Countries have already begun to address the challenges their aging populations pose to their long-term care systems through a variety of policy interventions. The study examines whether these interventions will be enough, or if there is a need for broader systemic reforms, especially in the area of Long-Term Care (LTC) financing. And, the report asks what lessons can be learned from the experience of countries that have been dealing with these challenges for a while.

Through an evaluation of the global literature on the financing and provision of long-term care services, the study develops a framework for public policy action on LTC. It applies this framework to four countries – Bulgaria, Croatia, Latvia and Poland – examining the current state of long-term care in these countries, and, by applying the framework, proposes possible options for policy-makers to consider.

In particular, the study suggests that lessons learned from OECD countries might be the most useful for the new EU member states and Croatia.

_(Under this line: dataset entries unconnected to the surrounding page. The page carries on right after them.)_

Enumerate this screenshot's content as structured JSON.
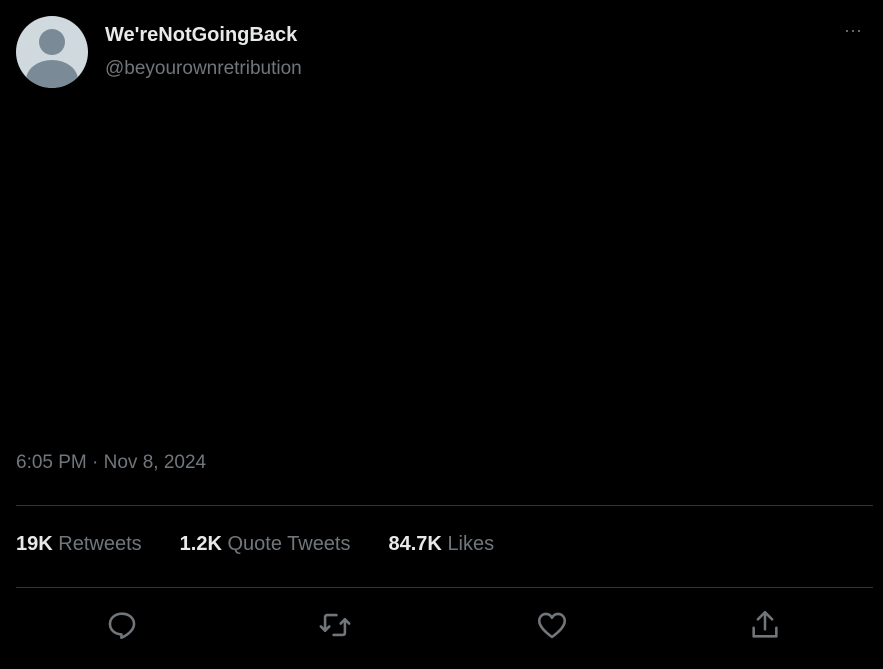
{
  "author": {
    "display_name": "We'reNotGoingBack",
    "handle": "@beyourownretribution"
  },
  "tweet": {
    "text": ""
  },
  "timestamp": "6:05 PM · Nov 8, 2024",
  "stats": {
    "retweets_count": "19K",
    "retweets_label": "Retweets",
    "quotes_count": "1.2K",
    "quotes_label": "Quote Tweets",
    "likes_count": "84.7K",
    "likes_label": "Likes"
  },
  "icons": {
    "more": "more-horizontal-icon",
    "reply": "reply-icon",
    "retweet": "retweet-icon",
    "like": "heart-icon",
    "share": "share-icon"
  },
  "colors": {
    "background": "#000000",
    "primary_text": "#e7e9ea",
    "secondary_text": "#71767b",
    "divider": "#2f3336"
  },
  "more_glyph": "···"
}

One of the main findings of the report is that in all four countries, the financing and provision of long-term care services straddles the health and social sectors. Provision of service is largely public, with a limited role for the private sector and NGOs With the exception of Croatia, where two thirds of institutional homes for the elderly are privately owned.

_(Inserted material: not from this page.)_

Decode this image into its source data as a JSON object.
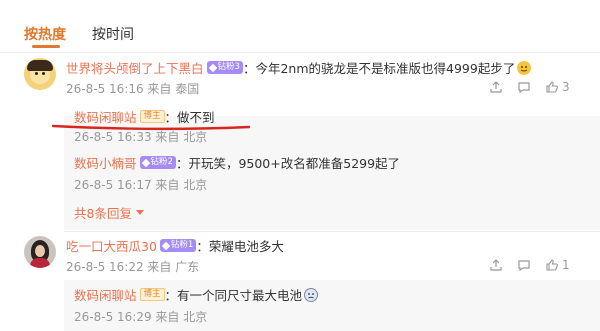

In addition, the study found that four countries also apply a combination of cash and in-kind benefits related to long-term care services. In all the countries, the cash benefits programs are managed through the social assistance system. In Croatia, Poland, and Latvia, the social assistance system also includes in-kind benefits in the form of financing for social welfare homes. If an older person is assigned to a social welfare home, the cash benefit is directly provided to the social welfare home. In Bulgaria and Poland, the benefits are spread across social and health sectors. In Bulgaria, the social assistance system provides cash benefits. But in Latvia, informal care providers are not covered through the cash allowance. In addition, all four countries seem to largely provide long-term care in institutions.

Experiences from OECD countries suggest five broad directions for future policy reforms:

1. Medical to social services: Many dependent people and their families turn to the health sector, in particular hospitals, when really in need for social care. Long-term care provided by the health sector might both be inadequate and not cost-efficient.

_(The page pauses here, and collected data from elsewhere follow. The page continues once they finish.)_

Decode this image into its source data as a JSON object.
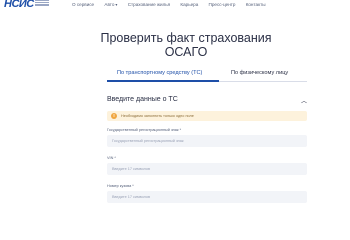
{
  "header": {
    "logo_text": "НСИС",
    "nav": [
      {
        "label": "О сервисе",
        "has_dropdown": false
      },
      {
        "label": "Авто",
        "has_dropdown": true
      },
      {
        "label": "Страхование жилья",
        "has_dropdown": false
      },
      {
        "label": "Карьера",
        "has_dropdown": false
      },
      {
        "label": "Пресс-центр",
        "has_dropdown": false
      },
      {
        "label": "Контакты",
        "has_dropdown": false
      }
    ]
  },
  "main": {
    "title_line1": "Проверить факт страхования",
    "title_line2": "ОСАГО",
    "tabs": [
      {
        "label": "По транспортному средству (ТС)",
        "active": true
      },
      {
        "label": "По физическому лицу",
        "active": false
      }
    ]
  },
  "form": {
    "section_title": "Введите данные о ТС",
    "note": "Необходимо заполнить только одно поле",
    "fields": [
      {
        "label": "Государственный регистрационный знак *",
        "placeholder": "Государственный регистрационный знак"
      },
      {
        "label": "VIN *",
        "placeholder": "Введите 17 символов"
      },
      {
        "label": "Номер кузова *",
        "placeholder": "Введите 17 символов"
      }
    ]
  },
  "colors": {
    "accent": "#1e4fa8",
    "note_bg": "#fdf2dc",
    "field_bg": "#f2f4f8"
  },
  "icons": {
    "chevron": "chevron-up-icon",
    "note": "info-icon",
    "dropdown": "chevron-down-icon"
  }
}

2. Institutional to community-based services: In most countries, there is a lack of community-based care like daycare, assisted living, and home-based care. Patients overwhelmingly prefer to be taken care of at their homes, and in many cases it is also the more cost-efficient solution.

3. Fragmentation to coordination: In particular, between the health and the social sectors where the fragmentation of financing and provision of long-term care leads to cost shifting between sectors at the expense of patients’ wellbeing. Patient-centered care coordination, in particular through joint needs assessments, is key.

4. Producing services to purchasing services: In the future, a large share of all these economies will evolve around taking care of their people. This cannot all be done by the public sector. The public sector needs to define its core competencies and buy those long-term care services from the private sector that are suitable for private sector production.

5. In-kind benefits to cash benefits and vouchers: Cash benefits put patients in charge of buying the right type of care services and can play an important role in supporting informal care and spurring private sector response.

“Unfortunately there is no consistent data available on current expenditures on long-term care in all EU member states,” says Sarbani Chakraborty, World Bank Senior Health Specialist and one of the main authors of the report. “But, even without a deep financial analysis, it is easy to assume that the challenge of shrinking and aging population in these countries will soon create pressure both on state and individual families. Acting proactively to consider different policies and starting to implement them now provides an opportunity to mitigate against those pressures over the long-term.”